濱谷「へえ、やっぱり日本人は多いのかな」


  石田、濱谷を睨む


濱谷「あ、すいません」


中田「ちなみに、こちらの先生はいろいろ試したいタイプだそうです」


三島「ちょっと! 言わないって言ったのに!」


中田「でもあなた、結構さっきの話に入りたそうにしてたじゃないですか」


朝生「そうなんですか? 先生なのに? いや、先生だから?」


三島「そんなことないです! 話が盛り上がってたから、ちょっと気になっただけです!」


香田「おい。そんな話はどうでもいい。結論が出たなら早く話せ」


三島「はい。もちろんそのつもりです。もし被告が犯人じゃないのなら、


 被害者の女性を殺したのは誰か、でしたよね」


香田「ああ。まともな答えが聞けなかったら、私はすぐにでも帰らせてもらうぞ」


三島「はい。ではお話しします。被害者を殺害した犯人は…やっぱり私たちには分かりません」


佐藤「え?」


濱谷「それじゃ、話し合いは終わりってこと?」


香田「では、私は帰らせてもらう」


  香田、部屋を出ようとする


三島「ちょっと待ってください! 今のは、私たち二人だけでは分からないという意味です!

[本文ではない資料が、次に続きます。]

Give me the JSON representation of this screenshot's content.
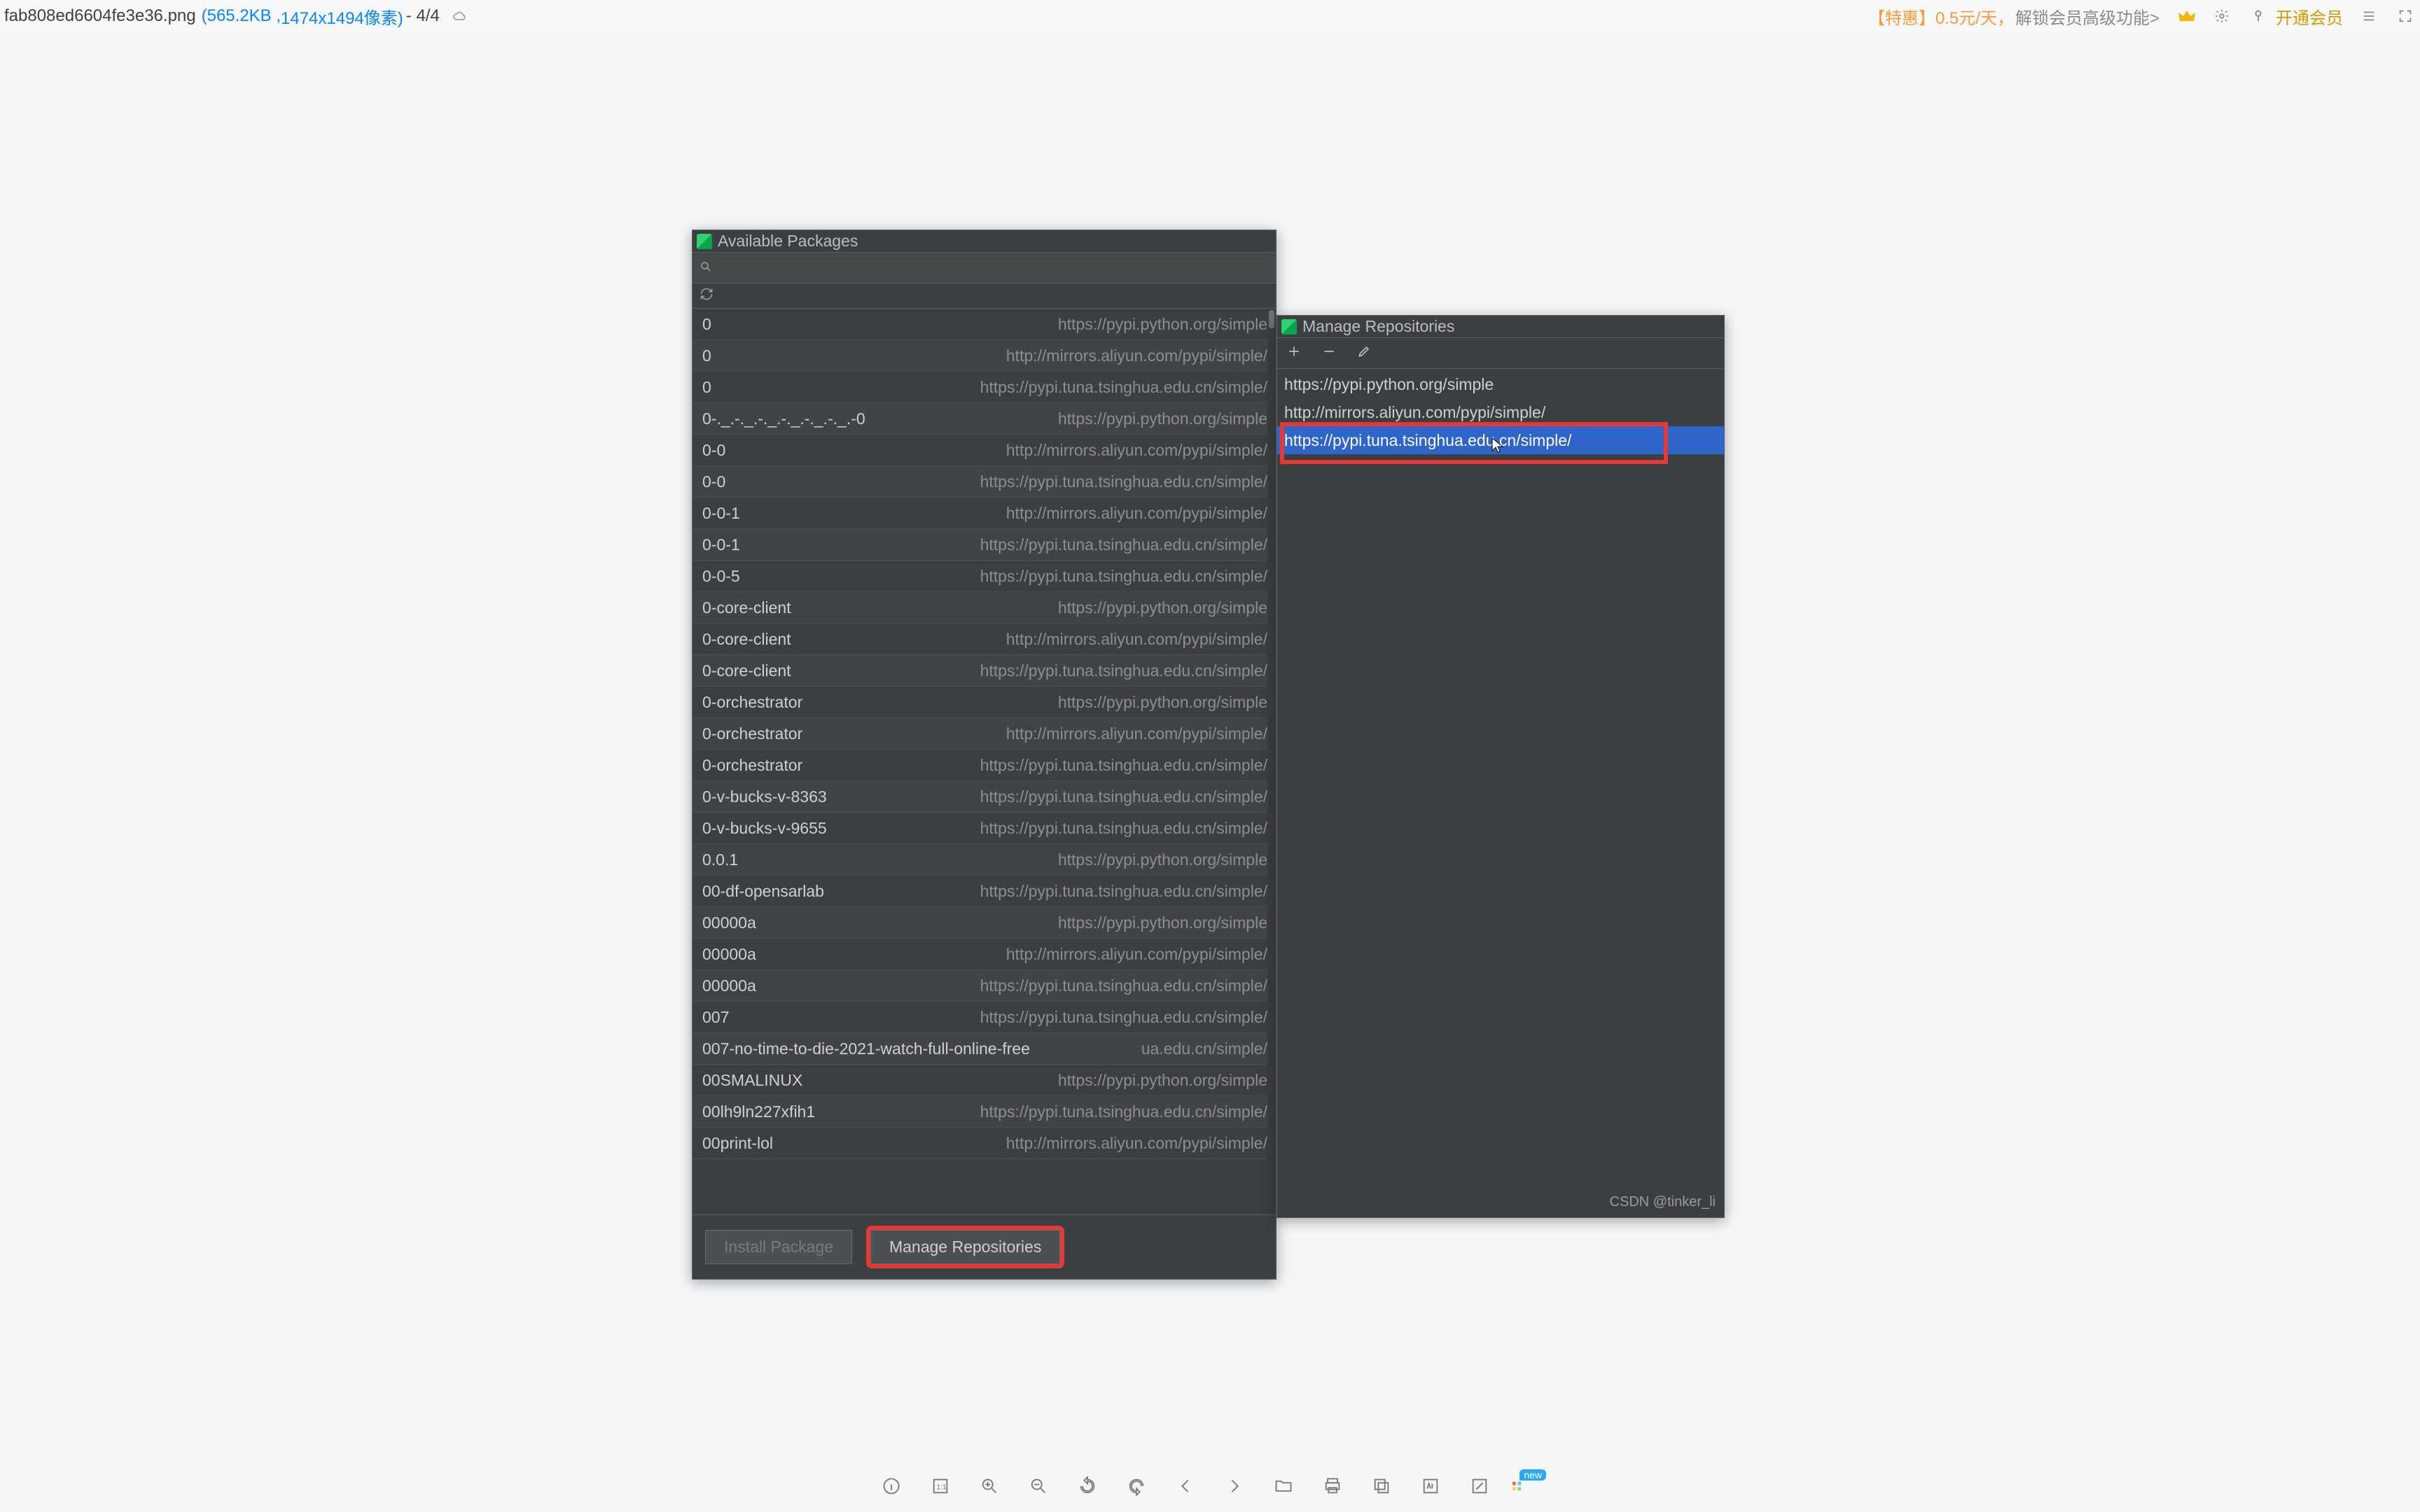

 だって考えてみてください。何のためにここに十二人もの人間が集まってるんですか?


 全員で頭を捻って考えないと、きっと答えなんて出ないんですよ!


 今までの陪審員だってきっとそうしてきたはずです!」


佐藤「つまり、全員でもう一度考えてみよう


 と、そういうことですか?」


三島「ええ、まあ」


松崎「でもそれじゃ、振り出しに戻っちゃうんじゃ―」


  と、小泉、三島のもとへ近づく


小泉「あの、お嬢さんね。(北山を指差して)さっきのあの人の話ちゃんと聞いてた?


 あんたらは俺たちに何らかの仮説を提示してくれなきゃ―」


三島「それは重々分かってます! でも無理なんです! 二人じゃ答えなんて絶対に出ない! 


 十二人が協力し合わないとダメなんです!」


小泉「…(溜息をつく)。(北山に)ちょっと、何か言ってやってよ」


  北山、三島のもとへ近づく


北山「うん。確かにこのお嬢さんの言うことにも一理ある」


小泉「ちょっとあんた! 一体どっちの味方なの!?」


北山「私は別にどっちの味方でもない。ただ、そのとき正しいと思った方に動いているだけだ。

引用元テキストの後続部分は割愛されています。